Under the Group Managing Director/CEO, UBA Plc, Kennedy Uzoka, the bank has expanded across the continent and beyond, meeting client’s global banking needs through its presence in London, New York, Paris as well.

In 2019 alone, UBA launched operations in Mali and upgraded its operation in the United Kingdom.
On March 1, 2019, UBA launched its full banking operations in the United Kingdom, an expansion move that further consolidated its positioning as the first and only Sub-Saharan African financial institution with banking operations in both the UK and the US.

A techie himself, the GMD has ensured significant investment in the digitalisation of the bank’s activities and processes, particularly the introduction of UBA’s chatbot, LEO which is the first of its kind by any financial institutions in Africa.

“Our commitment to customer service excellence is translating to strong, operational and financial efficiency,” Uzoka said, reiterating the bank’s commitment to continue to put customers at the forefront of its activities.

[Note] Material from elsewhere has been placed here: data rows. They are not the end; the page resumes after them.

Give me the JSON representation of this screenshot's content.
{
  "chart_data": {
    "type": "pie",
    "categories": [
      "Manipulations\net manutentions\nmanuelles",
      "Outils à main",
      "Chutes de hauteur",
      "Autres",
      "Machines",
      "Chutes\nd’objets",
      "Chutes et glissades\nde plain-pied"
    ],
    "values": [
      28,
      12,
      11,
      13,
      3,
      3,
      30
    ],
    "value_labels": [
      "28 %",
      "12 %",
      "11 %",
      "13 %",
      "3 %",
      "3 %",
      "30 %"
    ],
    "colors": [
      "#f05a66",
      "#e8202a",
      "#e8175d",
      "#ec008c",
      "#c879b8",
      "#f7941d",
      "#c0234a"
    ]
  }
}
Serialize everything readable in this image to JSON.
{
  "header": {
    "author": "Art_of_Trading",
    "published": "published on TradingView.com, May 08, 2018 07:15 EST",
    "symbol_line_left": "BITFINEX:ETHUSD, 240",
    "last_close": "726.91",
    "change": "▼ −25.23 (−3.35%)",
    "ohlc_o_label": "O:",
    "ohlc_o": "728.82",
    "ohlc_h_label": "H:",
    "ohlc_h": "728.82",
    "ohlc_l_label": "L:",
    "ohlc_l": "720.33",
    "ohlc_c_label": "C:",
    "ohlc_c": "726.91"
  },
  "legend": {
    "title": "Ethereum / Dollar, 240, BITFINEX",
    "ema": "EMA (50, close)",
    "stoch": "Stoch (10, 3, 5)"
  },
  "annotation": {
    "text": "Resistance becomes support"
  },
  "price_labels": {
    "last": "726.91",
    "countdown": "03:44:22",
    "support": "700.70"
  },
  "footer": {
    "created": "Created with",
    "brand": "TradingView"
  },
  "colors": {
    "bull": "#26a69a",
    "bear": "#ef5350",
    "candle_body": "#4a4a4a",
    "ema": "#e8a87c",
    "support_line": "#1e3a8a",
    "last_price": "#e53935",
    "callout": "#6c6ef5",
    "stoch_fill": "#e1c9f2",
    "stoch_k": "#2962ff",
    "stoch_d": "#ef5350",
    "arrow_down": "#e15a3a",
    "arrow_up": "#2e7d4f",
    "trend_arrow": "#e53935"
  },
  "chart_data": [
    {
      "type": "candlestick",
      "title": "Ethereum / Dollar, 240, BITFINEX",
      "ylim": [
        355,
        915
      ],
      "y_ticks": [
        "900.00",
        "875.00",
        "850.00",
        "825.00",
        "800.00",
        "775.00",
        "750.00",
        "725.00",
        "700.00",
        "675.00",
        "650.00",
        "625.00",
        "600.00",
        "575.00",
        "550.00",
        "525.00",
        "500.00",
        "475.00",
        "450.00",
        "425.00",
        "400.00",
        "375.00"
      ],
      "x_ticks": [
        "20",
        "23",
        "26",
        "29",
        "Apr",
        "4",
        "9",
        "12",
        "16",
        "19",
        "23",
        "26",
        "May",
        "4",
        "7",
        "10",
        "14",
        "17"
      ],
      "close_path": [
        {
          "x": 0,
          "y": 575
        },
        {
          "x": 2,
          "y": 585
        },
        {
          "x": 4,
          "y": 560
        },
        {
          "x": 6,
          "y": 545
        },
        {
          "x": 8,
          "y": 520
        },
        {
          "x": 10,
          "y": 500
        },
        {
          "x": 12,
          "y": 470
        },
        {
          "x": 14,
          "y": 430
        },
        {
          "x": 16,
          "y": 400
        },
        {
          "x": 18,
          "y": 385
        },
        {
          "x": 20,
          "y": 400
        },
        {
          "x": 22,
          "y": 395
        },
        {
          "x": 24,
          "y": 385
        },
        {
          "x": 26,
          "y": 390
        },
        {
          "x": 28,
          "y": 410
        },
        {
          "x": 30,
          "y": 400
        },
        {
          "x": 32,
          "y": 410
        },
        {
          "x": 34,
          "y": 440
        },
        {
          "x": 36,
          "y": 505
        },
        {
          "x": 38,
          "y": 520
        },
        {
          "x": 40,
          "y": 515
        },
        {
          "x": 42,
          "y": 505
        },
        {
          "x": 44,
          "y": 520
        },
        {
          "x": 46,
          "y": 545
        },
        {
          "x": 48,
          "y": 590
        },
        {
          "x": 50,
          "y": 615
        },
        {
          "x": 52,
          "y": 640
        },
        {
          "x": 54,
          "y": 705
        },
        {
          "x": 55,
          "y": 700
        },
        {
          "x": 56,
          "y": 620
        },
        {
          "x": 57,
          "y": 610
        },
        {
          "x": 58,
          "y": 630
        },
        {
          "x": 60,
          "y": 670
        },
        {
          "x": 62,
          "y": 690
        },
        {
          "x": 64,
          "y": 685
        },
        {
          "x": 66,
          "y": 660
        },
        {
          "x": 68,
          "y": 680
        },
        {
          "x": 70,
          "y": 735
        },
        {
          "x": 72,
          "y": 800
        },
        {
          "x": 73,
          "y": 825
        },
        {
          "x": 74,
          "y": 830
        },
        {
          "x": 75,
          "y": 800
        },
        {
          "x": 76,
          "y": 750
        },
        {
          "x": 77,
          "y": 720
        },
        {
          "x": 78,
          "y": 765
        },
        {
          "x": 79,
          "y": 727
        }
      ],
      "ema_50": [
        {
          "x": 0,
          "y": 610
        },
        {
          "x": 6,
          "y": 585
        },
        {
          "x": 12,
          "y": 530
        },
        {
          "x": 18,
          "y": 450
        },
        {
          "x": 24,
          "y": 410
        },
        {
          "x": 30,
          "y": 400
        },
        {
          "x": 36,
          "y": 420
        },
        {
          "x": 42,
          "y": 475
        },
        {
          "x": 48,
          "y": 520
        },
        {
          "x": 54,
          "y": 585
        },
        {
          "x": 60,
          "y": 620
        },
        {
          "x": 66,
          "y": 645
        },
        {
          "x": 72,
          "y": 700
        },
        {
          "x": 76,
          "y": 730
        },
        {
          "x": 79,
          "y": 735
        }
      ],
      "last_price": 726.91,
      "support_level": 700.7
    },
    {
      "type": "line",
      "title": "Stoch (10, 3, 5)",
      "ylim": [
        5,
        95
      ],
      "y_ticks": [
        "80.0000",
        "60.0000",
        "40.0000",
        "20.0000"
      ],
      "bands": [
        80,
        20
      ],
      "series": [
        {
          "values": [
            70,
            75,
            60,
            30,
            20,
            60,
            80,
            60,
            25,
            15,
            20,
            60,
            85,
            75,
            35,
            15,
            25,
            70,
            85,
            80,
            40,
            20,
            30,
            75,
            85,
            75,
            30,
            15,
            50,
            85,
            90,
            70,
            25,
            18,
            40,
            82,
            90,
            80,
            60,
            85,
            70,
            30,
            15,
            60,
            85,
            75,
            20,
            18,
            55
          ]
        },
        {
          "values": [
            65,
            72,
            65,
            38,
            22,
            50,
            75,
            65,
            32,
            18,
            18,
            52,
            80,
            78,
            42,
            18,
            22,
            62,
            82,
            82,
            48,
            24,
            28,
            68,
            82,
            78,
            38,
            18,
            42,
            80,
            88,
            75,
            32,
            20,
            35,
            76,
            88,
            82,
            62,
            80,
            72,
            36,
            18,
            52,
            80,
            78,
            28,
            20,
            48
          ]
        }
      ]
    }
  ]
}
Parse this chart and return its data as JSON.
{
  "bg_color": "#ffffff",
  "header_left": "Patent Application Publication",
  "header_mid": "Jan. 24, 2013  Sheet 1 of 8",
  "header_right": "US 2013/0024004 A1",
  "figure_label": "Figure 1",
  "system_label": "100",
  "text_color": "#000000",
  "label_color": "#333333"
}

“We are focused on adding value to the customers as we strive to give them an excellent experience at all times. We do this by having a vivid understanding of our customers and their specific needs, and by effectively monitoring their satisfaction through the feedback mechanism, and more importantly, making valuable improvements from their feedback. I am pleased to see we are increasingly becoming the bank of choice for individuals and businesses across Africa,” the GMD said.

“UBA remains committed to its vision of becoming the undisputed leading and dominant financial services institution in Africa. We will continue to innovate and lead in all our business segments, whilst delivering top-notch operational efficiencies and best-in-class customer service. We are beginning to realise early gains from our ongoing Transformation Program and I am indeed excited about the days ahead,” Uzoka added.

The bank’s chatbox, LEO, is available on different platforms including Whatsapp, Facebook and more recently on IOS, the mobile operating system of Apple Inc.

UBA customers can use the services of Leo, to open an account, buy airtime, check account balance, make account transfers and pay bills.
With business chat, customers can always reach a live person and are always in control of whether they share any contact information with a business, the bank said at the launch earlier in September.
Since its introduction in 2018, Leo has effectively been replicated in 18 African countries and the list keeps growing.